Audacity does not do real-time audio processing, but before you spend a load of time finding a way to do it I was wanting to point out that it would probably not achieve the desired noise cancelling effect.
Most pro-quality mixing desks include a “phase reversal” button on each channel. What this button does is to invert the signal (turn it upside down so that when the input goes +ve the output goes -ve and when the input goes -ve the output goes +ve). This is what you want to do?
The way that mixing desks achieve this is with hardware as that is the best method. It is simple, accurate, and has the lowest possible distortion or time lag effects.
You can easily make a hardware switch to achieve this (which does not require you to cut your speaker cable):
Assuming that your speaker connector is a stereo mini-jack connector, buy the following items:
one mini-jack plug
one mini-jack socket
two double pole single throw switches
one box to put the bits in
some wire.
There are three connectors on stereo jack plug - one is connected to the tip, one to the ring just behind the tip, and the third goes to the sleeve. The tip connection is for one channel (right) and the ring for the other channel (left). The sleeve is the common (earth) connection for each channel.

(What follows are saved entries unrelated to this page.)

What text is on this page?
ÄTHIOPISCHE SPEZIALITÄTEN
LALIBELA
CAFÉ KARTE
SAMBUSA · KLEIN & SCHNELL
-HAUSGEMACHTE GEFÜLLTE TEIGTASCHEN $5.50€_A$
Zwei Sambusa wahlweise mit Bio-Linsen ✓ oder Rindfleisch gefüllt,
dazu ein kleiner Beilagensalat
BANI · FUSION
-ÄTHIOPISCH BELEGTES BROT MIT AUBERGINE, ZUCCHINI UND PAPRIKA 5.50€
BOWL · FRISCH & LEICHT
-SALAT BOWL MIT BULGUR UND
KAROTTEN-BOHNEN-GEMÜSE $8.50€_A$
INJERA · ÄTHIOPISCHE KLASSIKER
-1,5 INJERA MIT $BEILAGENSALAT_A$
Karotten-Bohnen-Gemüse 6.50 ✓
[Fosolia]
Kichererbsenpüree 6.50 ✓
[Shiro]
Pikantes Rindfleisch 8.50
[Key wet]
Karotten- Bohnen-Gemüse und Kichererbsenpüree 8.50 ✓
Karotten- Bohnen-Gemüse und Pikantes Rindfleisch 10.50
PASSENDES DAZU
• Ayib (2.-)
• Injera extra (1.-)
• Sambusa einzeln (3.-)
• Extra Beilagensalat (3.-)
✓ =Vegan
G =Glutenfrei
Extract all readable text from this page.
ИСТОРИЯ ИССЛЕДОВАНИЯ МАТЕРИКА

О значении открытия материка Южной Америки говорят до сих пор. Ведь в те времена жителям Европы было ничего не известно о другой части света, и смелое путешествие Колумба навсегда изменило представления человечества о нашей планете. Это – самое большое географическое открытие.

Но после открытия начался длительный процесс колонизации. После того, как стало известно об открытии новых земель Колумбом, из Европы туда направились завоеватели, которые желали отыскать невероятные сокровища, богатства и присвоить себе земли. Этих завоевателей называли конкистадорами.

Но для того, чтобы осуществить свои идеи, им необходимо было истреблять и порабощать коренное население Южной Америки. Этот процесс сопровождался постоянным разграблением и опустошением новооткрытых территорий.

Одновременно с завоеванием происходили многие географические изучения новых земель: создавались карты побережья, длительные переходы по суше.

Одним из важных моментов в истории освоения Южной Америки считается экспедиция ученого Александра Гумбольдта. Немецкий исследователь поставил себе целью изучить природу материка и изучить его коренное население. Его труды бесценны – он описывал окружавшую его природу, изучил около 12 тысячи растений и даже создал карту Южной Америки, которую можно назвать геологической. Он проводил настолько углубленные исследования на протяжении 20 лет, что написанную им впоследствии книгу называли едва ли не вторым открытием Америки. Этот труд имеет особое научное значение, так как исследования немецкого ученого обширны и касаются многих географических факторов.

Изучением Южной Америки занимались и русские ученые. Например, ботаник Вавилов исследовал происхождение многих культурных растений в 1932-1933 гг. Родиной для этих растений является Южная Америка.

Connect a red wire from the “tip” connection of the mini-jack socket, a white wire to the ring, and 2 black wires to the sleeve.
Repeat this for the mini-jack plug.
You then need to connect the wires to the switches such that when switched one direction each colour on the mini-jack connects to the corresponding colour of the socket, but when switched the other way the red wire from the plug goes to the black wire of the socket, and the black from the plug goes to the red of the socket, and the white/black pair swap over in the same manner. Here’s a diagram for the wiring up the switches:

Why you won’t get noise cancelling:
The wavelength of sound is in the range of about 2 cm to 15 metres (in air at sea level). A frequency of 344 Hz has a wavelength of 1 metre, but a frequency of 440 Hz has a wavelength of about 78 cm, and a frequency of 1 kHz has a wavelength of 34.4 cm.
If you are half a wavelength away from a speaker, by the time the sound reaches you it will be inverted. If you then move away from the speaker to twice that distance, the waveform will be “right way up” again.
Putting some actual figures in: At a distance of 500 cm, a frequency of 344 Hz will be inverted, but a frequency of 688 Hz will not be inverted as it is one full wavelength away.
Now compound the situation with reflections from the room and everything in the room and you will appreciate that phase of the sound that you hear is a complex mixture of inverted, non-inverted, and everything in between.
You can achieve some degree of noise cancellation using headphones, since the headphone speaker is very close to your ear, hence frequencies below about 1 kHz are essentially “in-phase”. Your microphones need to be also located in the same position as the speakers (just a few millimetres from your ear). The problem with this is that the microphones will then pick up the sound from the headphones, but what you want is the sound outside of the headphones, which is why noise cancelling headphones need to be cleverly designed and constructed.